Há quem atribua a representação do Nascimento de Jesus, o Presépio, a São Francisco de Assis que, em 1223, criou, ao vivo, a cena do Nascimento de Cristo, em Greccio, Itália, segundo o relato evangélico.
No entanto, segundo a tradição, os primeiros presépios, assim entendidos, surgiram muito antes.
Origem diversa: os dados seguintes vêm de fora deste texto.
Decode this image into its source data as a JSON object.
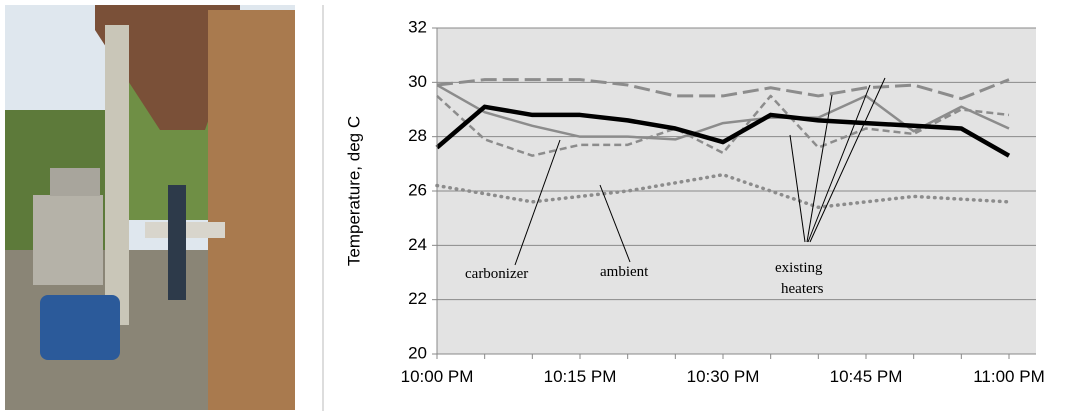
{
  "chart_data": {
    "type": "line",
    "y_label": "Temperature, deg C",
    "categories": [
      "10:00 PM",
      null,
      null,
      "10:15 PM",
      null,
      null,
      "10:30 PM",
      null,
      null,
      "10:45 PM",
      null,
      null,
      "11:00 PM"
    ],
    "ylim": [
      20,
      32
    ],
    "yticks": [
      20,
      22,
      24,
      26,
      28,
      30,
      32
    ],
    "grid": true,
    "series": [
      {
        "color": "#8c8c8c",
        "style": "dotted",
        "values": [
          26.2,
          25.9,
          25.6,
          25.8,
          26.0,
          26.3,
          26.6,
          26.0,
          25.4,
          25.6,
          25.8,
          25.7,
          25.6
        ]
      },
      {
        "color": "#8c8c8c",
        "style": "long-dash",
        "values": [
          29.9,
          30.1,
          30.1,
          30.1,
          29.9,
          29.5,
          29.5,
          29.8,
          29.5,
          29.8,
          29.9,
          29.4,
          30.1
        ]
      },
      {
        "color": "#8c8c8c",
        "style": "solid",
        "values": [
          29.9,
          28.9,
          28.4,
          28.0,
          28.0,
          27.9,
          28.5,
          28.7,
          28.7,
          29.5,
          28.2,
          29.1,
          28.3
        ]
      },
      {
        "color": "#8c8c8c",
        "style": "short-dash",
        "values": [
          29.5,
          27.9,
          27.3,
          27.7,
          27.7,
          28.3,
          27.4,
          29.5,
          27.6,
          28.3,
          28.1,
          29.0,
          28.8
        ]
      },
      {
        "color": "#000000",
        "style": "bold",
        "values": [
          27.6,
          29.1,
          28.8,
          28.8,
          28.6,
          28.3,
          27.8,
          28.8,
          28.6,
          28.5,
          28.4,
          28.3,
          27.3
        ]
      }
    ],
    "annotations": {
      "carbonizer": "carbonizer",
      "ambient": "ambient",
      "heaters": [
        "existing",
        "heaters"
      ]
    }
  }
}
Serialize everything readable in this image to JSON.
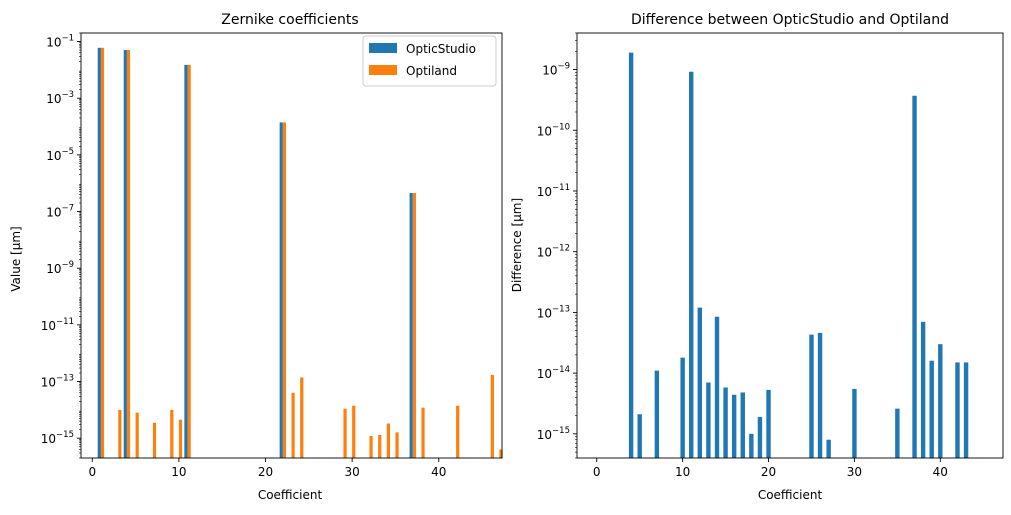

A palavra presépio vem de "Praesepe" que significa estábulo ou estrebaria, manjedoura, tomando o conjunto figurativo das personagens principais descritas nos Evangelhos - o Menino, Maria, José, anjos, pastores e magos.
Segundo a tradição, o primeiro presépio foi levantado, em Roma, feito com colunas provenientes de Belém (Palestina), "antro praesepe" ou "cova" da manjedoura, obra que motivou a construção da igreja "S. Maria ad Praesepem". No século V, aparece um "oratório" onde se depositaram "relíquias" de Belém. Três séculos mais tarde, levanta-se uma "manjedoura" na Basílica Vaticana com o nome de "Praesepe a Sancta Maria Transtevere" que dá o nome à igreja que se construiu perto do Vaticano.
A celebração do Nascimento de Jesus expressa-se, igualmente, em formas artísticas literárias, cânticos...
Roma assiste a uma espécie de teatro, tal como a Europa através dos "mistérios medievais", onde se representa o Nascimento de Cristo (Gil Vicente) que passou também ás representações plásticas em pintura, escultura, gravura... arte popular religiosa.
Retomando a expressão artística do Presépio, nas suas diferentes variantes, Mecenas, Ordens Religiosas e Militares, igrejas, confrarias, a devoção popular... incentivaram a produção e feitura de presépios, a partir do século XVI, a devoção ao Menino Jesus, desenvolvendo-se "o culto do Presépio" (portugueses e espanhóis deram enorme incremento, dentro da sua acção missionária). Inúmeras naus partiram de Belém, carregando presépios que foram motivo de inspiração nas colónias portuguesas.